4. Toutefois, il appartient à la cour, saisie de l'ensemble du litige par l'effet dévolutif de l'appel, d'examiner les autres moyens soulevés par M. B...et autres devant le tribunal administratif de Grenoble.
5. Il ressort des pièces du dossier que Mme Florence Gouache, secrétaire générale de la préfecture, signataire de l'arrêté du 25 juillet 2018, avait régulièrement reçu délégation du préfet de la Haute-Savoie à l'effet de signer tous arrêtés et décisions relevant des attributions de l'Etat dans ce département, à l'exception d'actes au nombre desquels ne figurent pas les mises en demeure prises sur le fondement de l'article 9 de la loi du 5 juillet 2000. Le moyen tiré de l'incompétence du signataire de l'arrêté doit donc être écarté comme manquant en fait.

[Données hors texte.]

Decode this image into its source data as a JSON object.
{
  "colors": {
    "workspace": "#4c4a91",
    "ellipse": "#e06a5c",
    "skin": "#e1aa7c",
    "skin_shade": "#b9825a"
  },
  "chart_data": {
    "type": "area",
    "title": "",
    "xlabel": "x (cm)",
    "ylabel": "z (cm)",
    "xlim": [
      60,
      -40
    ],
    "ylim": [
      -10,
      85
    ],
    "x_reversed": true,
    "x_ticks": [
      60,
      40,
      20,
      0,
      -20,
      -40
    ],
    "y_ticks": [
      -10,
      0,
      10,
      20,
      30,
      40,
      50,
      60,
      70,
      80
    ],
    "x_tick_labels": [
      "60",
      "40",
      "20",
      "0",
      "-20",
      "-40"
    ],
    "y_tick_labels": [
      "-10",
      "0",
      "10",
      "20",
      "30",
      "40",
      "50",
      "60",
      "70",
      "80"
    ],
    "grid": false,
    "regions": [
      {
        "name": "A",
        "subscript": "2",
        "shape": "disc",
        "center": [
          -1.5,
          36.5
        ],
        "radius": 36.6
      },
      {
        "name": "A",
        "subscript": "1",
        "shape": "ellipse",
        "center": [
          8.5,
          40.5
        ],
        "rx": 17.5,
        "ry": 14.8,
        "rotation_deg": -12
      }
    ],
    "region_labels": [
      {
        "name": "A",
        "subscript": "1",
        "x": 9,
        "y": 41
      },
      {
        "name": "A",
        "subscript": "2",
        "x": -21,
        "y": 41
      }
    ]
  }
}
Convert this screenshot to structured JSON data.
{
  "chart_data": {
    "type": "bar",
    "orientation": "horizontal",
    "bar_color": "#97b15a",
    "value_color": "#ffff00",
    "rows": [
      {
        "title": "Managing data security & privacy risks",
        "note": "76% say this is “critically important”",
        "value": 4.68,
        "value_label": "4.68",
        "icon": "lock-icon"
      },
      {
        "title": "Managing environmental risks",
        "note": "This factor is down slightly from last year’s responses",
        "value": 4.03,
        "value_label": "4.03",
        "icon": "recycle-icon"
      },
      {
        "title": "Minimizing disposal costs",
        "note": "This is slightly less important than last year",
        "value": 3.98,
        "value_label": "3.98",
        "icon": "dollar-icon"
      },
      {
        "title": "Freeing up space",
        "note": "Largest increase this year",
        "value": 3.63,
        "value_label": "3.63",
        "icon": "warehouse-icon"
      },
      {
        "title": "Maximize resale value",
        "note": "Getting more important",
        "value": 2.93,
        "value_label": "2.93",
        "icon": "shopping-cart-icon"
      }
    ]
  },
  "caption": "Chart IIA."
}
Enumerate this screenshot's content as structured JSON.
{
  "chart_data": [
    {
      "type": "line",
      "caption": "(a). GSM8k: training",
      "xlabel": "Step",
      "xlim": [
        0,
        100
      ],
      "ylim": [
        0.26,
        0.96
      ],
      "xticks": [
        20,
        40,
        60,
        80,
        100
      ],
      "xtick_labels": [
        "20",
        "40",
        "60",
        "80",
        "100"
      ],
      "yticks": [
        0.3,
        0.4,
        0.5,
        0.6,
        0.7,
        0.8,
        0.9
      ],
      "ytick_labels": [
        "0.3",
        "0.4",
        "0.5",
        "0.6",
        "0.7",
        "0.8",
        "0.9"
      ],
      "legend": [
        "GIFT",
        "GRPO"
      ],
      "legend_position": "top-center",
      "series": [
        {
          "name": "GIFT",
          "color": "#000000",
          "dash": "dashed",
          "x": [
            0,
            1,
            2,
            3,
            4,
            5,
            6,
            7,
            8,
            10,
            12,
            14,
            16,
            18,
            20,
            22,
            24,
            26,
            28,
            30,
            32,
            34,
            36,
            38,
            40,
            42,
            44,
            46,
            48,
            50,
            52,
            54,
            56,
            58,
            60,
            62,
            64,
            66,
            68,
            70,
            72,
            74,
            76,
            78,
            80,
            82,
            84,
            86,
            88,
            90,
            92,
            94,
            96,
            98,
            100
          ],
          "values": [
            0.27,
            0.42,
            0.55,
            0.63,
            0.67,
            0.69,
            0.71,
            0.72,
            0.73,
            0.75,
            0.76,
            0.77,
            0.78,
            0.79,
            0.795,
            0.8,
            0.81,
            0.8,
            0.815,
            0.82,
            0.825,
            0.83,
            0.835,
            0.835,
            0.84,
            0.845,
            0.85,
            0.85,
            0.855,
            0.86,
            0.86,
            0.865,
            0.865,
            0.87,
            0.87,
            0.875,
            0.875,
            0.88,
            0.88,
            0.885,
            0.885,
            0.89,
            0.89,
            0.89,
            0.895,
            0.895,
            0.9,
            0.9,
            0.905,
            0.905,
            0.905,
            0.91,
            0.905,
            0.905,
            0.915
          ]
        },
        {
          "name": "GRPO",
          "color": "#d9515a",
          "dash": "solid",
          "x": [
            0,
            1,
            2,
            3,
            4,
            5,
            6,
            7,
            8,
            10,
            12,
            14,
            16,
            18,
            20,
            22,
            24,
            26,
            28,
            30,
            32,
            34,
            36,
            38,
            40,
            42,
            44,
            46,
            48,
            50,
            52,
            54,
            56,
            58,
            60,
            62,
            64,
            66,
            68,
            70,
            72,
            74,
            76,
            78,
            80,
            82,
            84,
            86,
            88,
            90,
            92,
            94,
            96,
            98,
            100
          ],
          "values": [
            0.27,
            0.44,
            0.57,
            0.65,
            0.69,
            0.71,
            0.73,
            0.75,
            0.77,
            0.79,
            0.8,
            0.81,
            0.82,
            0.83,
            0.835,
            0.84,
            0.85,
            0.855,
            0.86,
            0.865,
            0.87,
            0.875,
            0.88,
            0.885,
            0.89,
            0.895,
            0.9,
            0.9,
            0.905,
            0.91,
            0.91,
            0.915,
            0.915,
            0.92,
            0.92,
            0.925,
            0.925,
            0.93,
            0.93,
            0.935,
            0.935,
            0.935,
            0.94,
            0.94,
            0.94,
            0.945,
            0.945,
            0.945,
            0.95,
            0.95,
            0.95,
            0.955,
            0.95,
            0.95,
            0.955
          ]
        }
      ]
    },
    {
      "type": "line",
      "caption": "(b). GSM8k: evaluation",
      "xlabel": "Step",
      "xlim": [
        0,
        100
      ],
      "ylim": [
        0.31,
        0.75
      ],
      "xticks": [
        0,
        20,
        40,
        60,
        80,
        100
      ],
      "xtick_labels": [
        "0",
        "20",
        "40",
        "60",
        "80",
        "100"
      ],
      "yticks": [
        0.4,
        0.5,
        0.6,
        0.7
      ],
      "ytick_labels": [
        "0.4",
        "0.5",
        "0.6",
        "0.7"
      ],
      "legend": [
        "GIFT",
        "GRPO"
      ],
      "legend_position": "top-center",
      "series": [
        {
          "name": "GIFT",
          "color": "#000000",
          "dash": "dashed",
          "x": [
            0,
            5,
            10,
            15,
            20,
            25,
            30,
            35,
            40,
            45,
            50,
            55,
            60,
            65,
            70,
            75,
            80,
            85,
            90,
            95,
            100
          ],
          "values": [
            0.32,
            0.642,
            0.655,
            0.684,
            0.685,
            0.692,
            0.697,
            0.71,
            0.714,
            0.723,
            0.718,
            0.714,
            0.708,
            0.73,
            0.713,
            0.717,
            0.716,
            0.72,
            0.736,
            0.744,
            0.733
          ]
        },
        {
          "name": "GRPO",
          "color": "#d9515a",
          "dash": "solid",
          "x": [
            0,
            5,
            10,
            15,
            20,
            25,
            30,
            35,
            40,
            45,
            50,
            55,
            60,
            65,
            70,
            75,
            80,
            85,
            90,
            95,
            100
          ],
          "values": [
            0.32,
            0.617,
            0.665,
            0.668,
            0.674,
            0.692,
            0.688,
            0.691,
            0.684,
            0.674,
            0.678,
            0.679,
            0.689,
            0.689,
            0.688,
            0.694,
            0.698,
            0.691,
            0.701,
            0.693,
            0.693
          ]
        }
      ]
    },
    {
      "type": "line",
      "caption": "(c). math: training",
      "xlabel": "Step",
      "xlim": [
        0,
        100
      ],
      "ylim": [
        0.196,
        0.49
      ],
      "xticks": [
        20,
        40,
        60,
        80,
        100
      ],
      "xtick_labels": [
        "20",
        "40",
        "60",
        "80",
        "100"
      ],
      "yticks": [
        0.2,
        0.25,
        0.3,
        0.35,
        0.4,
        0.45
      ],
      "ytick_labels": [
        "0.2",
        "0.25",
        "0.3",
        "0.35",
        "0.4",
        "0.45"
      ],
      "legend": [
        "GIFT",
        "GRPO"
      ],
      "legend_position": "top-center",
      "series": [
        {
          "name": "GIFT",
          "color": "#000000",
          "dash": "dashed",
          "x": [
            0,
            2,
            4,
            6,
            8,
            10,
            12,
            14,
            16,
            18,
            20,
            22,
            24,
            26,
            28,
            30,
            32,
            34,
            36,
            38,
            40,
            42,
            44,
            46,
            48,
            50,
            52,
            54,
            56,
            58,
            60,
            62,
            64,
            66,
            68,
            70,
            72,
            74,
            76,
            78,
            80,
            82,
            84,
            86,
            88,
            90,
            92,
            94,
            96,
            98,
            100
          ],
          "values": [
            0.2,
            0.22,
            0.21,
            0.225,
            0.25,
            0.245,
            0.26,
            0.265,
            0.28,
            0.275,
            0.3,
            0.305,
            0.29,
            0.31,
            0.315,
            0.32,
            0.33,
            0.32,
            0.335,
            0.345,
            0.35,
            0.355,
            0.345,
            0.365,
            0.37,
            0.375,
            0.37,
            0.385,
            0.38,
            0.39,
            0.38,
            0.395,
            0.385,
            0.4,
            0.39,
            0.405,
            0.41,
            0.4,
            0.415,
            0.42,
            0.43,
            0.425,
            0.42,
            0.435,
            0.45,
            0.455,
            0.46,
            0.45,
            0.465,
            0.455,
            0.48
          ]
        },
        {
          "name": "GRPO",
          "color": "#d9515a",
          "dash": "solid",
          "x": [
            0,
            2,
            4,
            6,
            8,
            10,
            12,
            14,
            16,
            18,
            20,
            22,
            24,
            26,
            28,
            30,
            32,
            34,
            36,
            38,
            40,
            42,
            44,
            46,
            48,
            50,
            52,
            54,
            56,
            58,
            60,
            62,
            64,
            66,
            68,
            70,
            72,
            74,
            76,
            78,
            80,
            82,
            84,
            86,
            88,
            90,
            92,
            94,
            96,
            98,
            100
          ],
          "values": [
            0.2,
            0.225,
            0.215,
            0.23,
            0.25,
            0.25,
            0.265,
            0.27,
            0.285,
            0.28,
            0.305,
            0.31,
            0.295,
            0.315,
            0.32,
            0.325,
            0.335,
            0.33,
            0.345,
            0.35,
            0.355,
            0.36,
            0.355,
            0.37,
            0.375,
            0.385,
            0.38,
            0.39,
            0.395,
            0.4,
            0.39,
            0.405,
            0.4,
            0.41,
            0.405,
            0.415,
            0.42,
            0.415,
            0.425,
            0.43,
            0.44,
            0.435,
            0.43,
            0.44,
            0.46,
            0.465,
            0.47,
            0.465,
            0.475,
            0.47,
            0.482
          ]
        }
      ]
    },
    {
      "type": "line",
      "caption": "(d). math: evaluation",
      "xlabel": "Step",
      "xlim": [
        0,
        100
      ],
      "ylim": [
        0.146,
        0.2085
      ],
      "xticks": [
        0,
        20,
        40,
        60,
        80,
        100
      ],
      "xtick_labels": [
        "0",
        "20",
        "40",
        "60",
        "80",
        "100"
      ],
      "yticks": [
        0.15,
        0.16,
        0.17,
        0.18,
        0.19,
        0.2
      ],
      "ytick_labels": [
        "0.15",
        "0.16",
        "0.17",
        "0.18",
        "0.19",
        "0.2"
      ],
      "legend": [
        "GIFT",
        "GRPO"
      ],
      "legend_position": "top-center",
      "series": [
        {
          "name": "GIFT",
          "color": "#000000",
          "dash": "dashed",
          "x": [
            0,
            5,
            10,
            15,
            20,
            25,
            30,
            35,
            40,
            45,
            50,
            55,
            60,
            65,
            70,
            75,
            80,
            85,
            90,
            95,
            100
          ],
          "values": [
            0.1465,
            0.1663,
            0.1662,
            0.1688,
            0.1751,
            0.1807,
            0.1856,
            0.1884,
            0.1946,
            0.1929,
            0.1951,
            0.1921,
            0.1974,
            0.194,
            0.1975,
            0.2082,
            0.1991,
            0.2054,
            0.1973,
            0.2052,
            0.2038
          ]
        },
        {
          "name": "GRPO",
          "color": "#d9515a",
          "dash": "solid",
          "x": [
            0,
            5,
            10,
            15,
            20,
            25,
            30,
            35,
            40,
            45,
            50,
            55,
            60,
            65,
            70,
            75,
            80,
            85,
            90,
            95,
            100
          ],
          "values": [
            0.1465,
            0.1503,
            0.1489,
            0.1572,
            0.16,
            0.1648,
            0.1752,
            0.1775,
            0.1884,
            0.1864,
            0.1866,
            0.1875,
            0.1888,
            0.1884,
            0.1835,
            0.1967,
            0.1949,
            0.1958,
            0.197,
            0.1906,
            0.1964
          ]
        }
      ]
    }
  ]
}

6. Cet arrêté, qui comporte l'énoncé des considérations de droit et de fait qui en constituent le fondement, comme cela ressort du point 3, est suffisamment motivé.
7. Le moyen tiré de la méconnaissance du principe de la sauvegarde de la dignité humaine, du droit de mener une vie privée et familiale normale garanti par l'article 8 de la convention européenne de sauvegarde des droits de l'homme et des libertés fondamentales, de l'intérêt supérieur de l'enfant et de son droit à un niveau de vie suffisant protégés par le 1 de l'article 3 et l'article 27 de la convention internationale relative aux droits de l'enfant et du principe de non-discrimination n'est pas assorti des précisions suffisantes permettant d'en apprécier le bien-fondé et ne peut, dès lors, qu'être écarté.
8. Il résulte de ce qui précède que le préfet de la Haute-Savoie est fondé à soutenir que c'est à tort que, par le jugement attaqué, le magistrat désigné du tribunal administratif de Grenoble a annulé son arrêté du 25 juillet 2018.
DÉCIDE :
Article 1er : Le jugement n° 1804779 du magistrat désigné du tribunal administratif de Grenoble du 28 juillet 2018 est annulé.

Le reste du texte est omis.